Transcriptional analysis of differential redox proteins and differential proteins
To test how transcriptional level changes correlate with protein level and redox protein level, 11 differential proteins and seven differential redox protein were selected for analysis of their gene transcriptional level changes. The Real-time PCR primer sequences can be found in Supplemental Table S4. We categoriezed the transcriptional expression patterns of these genes into six groups based on their functions (Fig. 4, Supplemental Table 4,). The first group proteins were involved in photosynthesis, including Rubisco LSU, Fd, Fd-1. The second group proteins were involved in ROS homeostasis, including Clot, Cys, PDIL1-1, CBSX3, EGC1, peroxidase (POD), Trx3-1, TrxH1, and TL29. The third group belonged to transport-related pathway including nsLTP, atpC protein. The fourth group DLD1 proteins belonged to metabolism. The fifth group RNase LE proteins belonged to biosynthesis. The last group proteins were stress and defense cascade, including DDR48 and DUF642.
Among the 18 genes encoding for the differential proteins, the transcriptional levels of 12 genes were coincide with the corresponding redox level trends and total protein level trends (Supplemental Table S5). The transcriptional levels of ATP synthase epsilon chain (atpC), ferredoxin (Fd-1), POD and thioredoxin-like 3-1 (Trx3-1) showed different trends with the corresponding redox changes, while the extracellular ribonuclease LE-like (RNase LE), DUF642 and EG45-like domain containing protein 1(EGC1) showed the same trend at both the protein level and transcriptional level (Supplemental Table S5).

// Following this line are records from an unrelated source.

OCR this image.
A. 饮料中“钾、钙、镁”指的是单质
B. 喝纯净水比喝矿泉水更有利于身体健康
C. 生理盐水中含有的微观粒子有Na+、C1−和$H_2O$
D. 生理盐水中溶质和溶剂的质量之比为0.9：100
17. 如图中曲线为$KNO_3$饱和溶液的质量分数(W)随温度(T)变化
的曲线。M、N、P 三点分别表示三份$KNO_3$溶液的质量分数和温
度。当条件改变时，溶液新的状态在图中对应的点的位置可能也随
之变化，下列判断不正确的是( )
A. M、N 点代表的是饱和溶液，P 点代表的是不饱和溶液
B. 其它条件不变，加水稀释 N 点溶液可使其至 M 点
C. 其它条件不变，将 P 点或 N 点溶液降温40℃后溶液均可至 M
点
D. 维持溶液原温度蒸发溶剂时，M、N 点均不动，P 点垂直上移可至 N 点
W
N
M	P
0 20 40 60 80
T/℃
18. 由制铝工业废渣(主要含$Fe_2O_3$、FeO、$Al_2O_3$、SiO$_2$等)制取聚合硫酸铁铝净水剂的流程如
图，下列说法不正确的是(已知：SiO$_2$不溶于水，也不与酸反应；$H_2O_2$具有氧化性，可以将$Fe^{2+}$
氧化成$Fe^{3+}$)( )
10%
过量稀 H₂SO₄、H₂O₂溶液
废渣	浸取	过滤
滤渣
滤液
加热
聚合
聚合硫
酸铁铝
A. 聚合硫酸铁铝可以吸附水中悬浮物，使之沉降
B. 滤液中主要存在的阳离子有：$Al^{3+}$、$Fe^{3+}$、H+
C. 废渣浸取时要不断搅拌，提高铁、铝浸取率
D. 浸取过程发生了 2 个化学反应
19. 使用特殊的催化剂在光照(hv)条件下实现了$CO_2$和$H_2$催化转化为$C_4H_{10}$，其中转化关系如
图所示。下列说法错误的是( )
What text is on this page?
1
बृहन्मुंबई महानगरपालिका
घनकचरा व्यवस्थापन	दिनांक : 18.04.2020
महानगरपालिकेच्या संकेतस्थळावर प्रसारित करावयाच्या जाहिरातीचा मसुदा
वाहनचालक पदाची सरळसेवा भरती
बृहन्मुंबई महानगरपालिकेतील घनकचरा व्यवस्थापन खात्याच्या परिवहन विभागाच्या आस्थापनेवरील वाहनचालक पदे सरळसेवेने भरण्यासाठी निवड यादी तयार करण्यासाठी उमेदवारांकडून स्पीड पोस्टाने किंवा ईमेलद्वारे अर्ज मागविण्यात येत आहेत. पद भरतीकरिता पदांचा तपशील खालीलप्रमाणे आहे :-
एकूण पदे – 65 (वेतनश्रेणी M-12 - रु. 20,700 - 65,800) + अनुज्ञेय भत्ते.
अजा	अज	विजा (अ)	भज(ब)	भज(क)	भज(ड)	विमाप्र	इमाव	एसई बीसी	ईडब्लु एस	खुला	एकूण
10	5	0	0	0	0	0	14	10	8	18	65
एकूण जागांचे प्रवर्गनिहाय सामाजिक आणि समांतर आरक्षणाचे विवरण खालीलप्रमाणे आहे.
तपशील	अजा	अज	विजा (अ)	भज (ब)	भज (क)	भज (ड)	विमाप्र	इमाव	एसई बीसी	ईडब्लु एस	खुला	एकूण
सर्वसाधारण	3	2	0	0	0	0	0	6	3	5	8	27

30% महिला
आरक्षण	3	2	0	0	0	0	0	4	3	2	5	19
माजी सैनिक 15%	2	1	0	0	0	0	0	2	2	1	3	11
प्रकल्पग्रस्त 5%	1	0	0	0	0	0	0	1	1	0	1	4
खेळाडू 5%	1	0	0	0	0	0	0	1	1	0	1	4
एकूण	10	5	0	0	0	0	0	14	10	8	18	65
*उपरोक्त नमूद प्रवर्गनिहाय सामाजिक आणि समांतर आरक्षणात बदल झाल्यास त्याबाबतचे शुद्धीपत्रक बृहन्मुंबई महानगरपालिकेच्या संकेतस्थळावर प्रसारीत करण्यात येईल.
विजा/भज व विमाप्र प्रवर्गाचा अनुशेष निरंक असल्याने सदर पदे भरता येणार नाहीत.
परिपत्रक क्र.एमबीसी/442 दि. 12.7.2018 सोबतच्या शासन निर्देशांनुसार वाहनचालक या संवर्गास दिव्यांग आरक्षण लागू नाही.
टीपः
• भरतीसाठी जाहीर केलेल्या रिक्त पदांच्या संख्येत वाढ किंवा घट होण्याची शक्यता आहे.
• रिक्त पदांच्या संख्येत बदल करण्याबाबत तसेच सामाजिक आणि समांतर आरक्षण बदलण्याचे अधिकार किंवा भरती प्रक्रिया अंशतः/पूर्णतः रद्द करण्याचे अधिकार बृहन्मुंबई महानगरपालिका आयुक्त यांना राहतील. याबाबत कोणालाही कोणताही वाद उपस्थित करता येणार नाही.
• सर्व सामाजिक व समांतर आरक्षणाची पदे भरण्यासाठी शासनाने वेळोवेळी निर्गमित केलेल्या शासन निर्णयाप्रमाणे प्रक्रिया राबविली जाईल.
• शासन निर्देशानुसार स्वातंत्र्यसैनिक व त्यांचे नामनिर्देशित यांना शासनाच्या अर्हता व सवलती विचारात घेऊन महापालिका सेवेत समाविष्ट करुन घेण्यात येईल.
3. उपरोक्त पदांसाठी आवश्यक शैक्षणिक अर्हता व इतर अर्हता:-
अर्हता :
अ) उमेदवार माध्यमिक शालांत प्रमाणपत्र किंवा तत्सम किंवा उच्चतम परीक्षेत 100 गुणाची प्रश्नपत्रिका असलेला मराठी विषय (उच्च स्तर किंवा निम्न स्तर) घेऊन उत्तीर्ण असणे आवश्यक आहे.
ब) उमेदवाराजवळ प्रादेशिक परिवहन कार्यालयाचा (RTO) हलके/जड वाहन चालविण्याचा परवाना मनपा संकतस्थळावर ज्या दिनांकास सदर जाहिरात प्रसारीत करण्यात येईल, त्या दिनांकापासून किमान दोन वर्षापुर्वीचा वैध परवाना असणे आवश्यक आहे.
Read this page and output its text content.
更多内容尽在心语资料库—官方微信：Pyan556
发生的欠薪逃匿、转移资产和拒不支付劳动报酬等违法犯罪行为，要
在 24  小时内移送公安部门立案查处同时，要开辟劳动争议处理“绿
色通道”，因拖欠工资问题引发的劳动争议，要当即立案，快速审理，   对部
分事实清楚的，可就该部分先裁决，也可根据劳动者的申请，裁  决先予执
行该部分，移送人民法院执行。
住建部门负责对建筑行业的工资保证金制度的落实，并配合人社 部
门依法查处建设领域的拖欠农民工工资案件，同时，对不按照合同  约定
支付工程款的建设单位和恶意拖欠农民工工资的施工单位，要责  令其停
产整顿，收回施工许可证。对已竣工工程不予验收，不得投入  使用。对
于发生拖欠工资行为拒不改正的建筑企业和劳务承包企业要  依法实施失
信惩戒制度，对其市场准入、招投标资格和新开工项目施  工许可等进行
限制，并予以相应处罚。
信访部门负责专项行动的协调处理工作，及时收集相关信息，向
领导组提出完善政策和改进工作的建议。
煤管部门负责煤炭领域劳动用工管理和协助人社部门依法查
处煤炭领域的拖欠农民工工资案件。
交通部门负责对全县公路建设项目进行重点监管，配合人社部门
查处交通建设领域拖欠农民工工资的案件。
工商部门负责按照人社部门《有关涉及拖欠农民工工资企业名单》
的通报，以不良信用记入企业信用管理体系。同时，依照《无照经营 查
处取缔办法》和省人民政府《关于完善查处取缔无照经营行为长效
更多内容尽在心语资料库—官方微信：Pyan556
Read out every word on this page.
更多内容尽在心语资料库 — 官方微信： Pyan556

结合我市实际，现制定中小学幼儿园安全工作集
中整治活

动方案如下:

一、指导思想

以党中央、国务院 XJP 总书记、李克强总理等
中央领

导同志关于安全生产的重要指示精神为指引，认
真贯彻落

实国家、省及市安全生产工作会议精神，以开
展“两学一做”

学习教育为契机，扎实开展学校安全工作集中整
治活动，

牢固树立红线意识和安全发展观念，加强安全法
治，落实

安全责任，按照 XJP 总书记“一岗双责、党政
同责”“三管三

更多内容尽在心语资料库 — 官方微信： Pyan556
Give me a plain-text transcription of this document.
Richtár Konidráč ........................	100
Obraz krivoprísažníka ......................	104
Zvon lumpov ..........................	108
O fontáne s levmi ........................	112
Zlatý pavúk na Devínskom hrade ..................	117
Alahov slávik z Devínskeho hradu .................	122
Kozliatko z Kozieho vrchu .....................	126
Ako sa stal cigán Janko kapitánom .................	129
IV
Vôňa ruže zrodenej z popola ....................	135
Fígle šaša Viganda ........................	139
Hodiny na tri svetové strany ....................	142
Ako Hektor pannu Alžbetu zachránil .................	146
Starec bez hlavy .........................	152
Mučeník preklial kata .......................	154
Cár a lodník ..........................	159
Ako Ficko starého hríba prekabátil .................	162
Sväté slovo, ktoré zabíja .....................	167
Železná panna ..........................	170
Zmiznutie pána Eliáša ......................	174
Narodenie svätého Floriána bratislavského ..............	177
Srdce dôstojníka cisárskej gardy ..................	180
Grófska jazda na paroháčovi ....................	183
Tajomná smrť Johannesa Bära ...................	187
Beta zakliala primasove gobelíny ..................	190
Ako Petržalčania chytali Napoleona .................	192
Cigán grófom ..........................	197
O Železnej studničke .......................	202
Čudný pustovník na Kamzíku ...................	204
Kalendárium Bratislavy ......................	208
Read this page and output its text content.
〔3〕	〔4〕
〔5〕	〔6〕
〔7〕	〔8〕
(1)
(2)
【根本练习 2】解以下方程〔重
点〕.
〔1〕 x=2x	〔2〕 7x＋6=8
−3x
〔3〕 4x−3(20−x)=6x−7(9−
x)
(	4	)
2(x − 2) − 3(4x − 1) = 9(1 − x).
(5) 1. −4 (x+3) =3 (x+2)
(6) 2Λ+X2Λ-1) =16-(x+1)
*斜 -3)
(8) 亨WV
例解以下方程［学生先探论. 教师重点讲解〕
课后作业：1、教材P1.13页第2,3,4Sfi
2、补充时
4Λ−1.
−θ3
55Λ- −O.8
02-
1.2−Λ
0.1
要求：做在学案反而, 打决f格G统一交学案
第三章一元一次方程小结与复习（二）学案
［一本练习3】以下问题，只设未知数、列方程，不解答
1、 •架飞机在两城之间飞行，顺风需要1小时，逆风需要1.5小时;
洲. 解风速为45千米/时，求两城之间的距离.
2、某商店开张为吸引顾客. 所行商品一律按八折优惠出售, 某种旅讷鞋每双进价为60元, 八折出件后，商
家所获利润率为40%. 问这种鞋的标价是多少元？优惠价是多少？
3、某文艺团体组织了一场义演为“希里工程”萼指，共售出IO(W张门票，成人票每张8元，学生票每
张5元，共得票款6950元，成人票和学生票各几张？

A review of potential salt stress response mechanisms in BvM14
On the basis of the aforementioned results, we proposed a potential mechanism in the s BvM14 response to short-term salt stress (Fig. 5, Supplemental Table S6). The differential redox proteins and total proteins put into context of subcellular locations and pathways under salt stress. The key pathways in Figure 5 include ROS homeostasis, photosynthesis, stress and defense, transport related processes. Nevertheless, our results highlight the following potential mechanisms under salt stress: Salt stress leads to ROS production and oxidative stress, which lead to redox changes in microenvironment of cytoplasm and various organelles, resulting in redox PTMs of proteins in biochemical pathways dominated by photosynthesis and ROS homeostasis. The redox PTMs revealed in this study may play important regulatory roles in the BvM14 salt stress response and contribute to the development of salt stress tolerance.